The Circumstances you mention as Indications of the Disposition of Spain undoubtedly bear the Construction you give them. As the Count de Florida Blanca is I am told a man of Abilities, he doubtless will see and probably recommend the Policy of making a deep Impression on the Hearts of the Americans by a seasonable Acknowledgement of their Independence, and by affording such immediate Aids as their Circumstances and the obvious Interest of Spain demand. Such Measures, at this Period would turn the Respect of America for Spain, into lasting Attachment and in that Way give Strength to every Treaty they may form.
Sir John Dalrymple is here.1 He came from Portugal for the Benefit of his Ladys Health (as is said). He is now at Aranjues.2 He has seen the imperial Embassador, the Govr. of the City, Segnr. Campomaner, the Duke of Alva and several others, named to him I suppose by Lord Grantham3 who I find was much respected here. He will return thro France to Britain. I shall go to Aranjues the Day after tomorrow and shall form some Judgment of his Success by the Conduct of the Court towards America.
I am much obliged by your Remarks on the most proper Route for Letters and Intelligence to and from America and shall profit by them. You may rely on recieving the earliest Accounts and whatever interesting Information I may obtain, and that I shall be happy in every opportunity of evincing the Esteem with which I am Dear Sir Your most obedient Servant
RC (Adams Papers); endorsed: “Mr. Jay. Ap. 26. 1780 ansd. 13. May.”

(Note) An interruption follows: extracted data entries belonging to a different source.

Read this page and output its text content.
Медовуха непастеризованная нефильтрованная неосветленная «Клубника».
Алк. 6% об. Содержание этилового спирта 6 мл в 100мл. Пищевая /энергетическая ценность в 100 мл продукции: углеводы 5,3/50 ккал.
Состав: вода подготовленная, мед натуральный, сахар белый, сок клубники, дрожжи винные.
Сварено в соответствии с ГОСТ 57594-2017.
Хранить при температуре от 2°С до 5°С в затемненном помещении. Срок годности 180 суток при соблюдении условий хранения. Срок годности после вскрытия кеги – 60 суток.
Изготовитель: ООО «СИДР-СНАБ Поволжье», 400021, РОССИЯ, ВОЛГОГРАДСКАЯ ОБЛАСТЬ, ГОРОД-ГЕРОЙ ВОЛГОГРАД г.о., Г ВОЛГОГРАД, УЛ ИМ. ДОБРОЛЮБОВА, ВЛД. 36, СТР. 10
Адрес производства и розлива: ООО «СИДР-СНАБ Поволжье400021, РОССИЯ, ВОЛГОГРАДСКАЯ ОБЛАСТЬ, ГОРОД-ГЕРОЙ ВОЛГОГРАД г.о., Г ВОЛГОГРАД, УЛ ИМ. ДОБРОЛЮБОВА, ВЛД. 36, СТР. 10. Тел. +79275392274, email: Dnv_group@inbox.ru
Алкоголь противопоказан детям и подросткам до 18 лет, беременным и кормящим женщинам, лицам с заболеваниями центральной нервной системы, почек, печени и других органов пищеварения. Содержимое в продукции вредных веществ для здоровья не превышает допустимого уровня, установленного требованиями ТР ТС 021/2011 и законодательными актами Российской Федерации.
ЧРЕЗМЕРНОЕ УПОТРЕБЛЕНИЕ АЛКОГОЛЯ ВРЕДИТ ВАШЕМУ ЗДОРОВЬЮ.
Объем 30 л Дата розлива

1. Sir John Dalrymple, author of numerous legal, historical, economic, and scientific works, had no previous diplomatic experience and it is likely that his efforts in Spain had no official sanction. Dalrymple’s memorial to Conde de Floridablanca, in which he emphasized his close ties to the North ministry, proposed a joint guarantee of colonial possessions by Great Britain, France, Portugal, and Spain. The thirteen American colonies would remain in British hands, but with perhaps some modification in their government. Dalrymple apparently also offered to exchange Gibraltar for the Canary Islands. Floridablanca, who provided both Jay and the French ambassador with copies of the memorial, never seriously considered Dalrymple’s proposals, but the existence of any negotiations was enough to make Vergennes suspicious of his Spanish ally (DNB description begins Leslie Stephen and Sidney Lee, eds., The Dictionary of National Biography, New York and London, 1885–1900; 63 vols. plus supplements. description ends ; Wharton, ed., Dipl. Corr. Amer. Rev. description begins Francis Wharton, ed., The Revolutionary Diplomatic Correspondence of the United States, Washington, 1889; 6 vols. description ends , 3:726–731; Morris, Peacemakers description begins Richard B. Morris, The Peacemakers: The Great Powers and American Independence, New York, 1965. description ends , p. 56, 60).
2. Aranjuez, the Spanish royal summer residence thirty miles south of Madrid.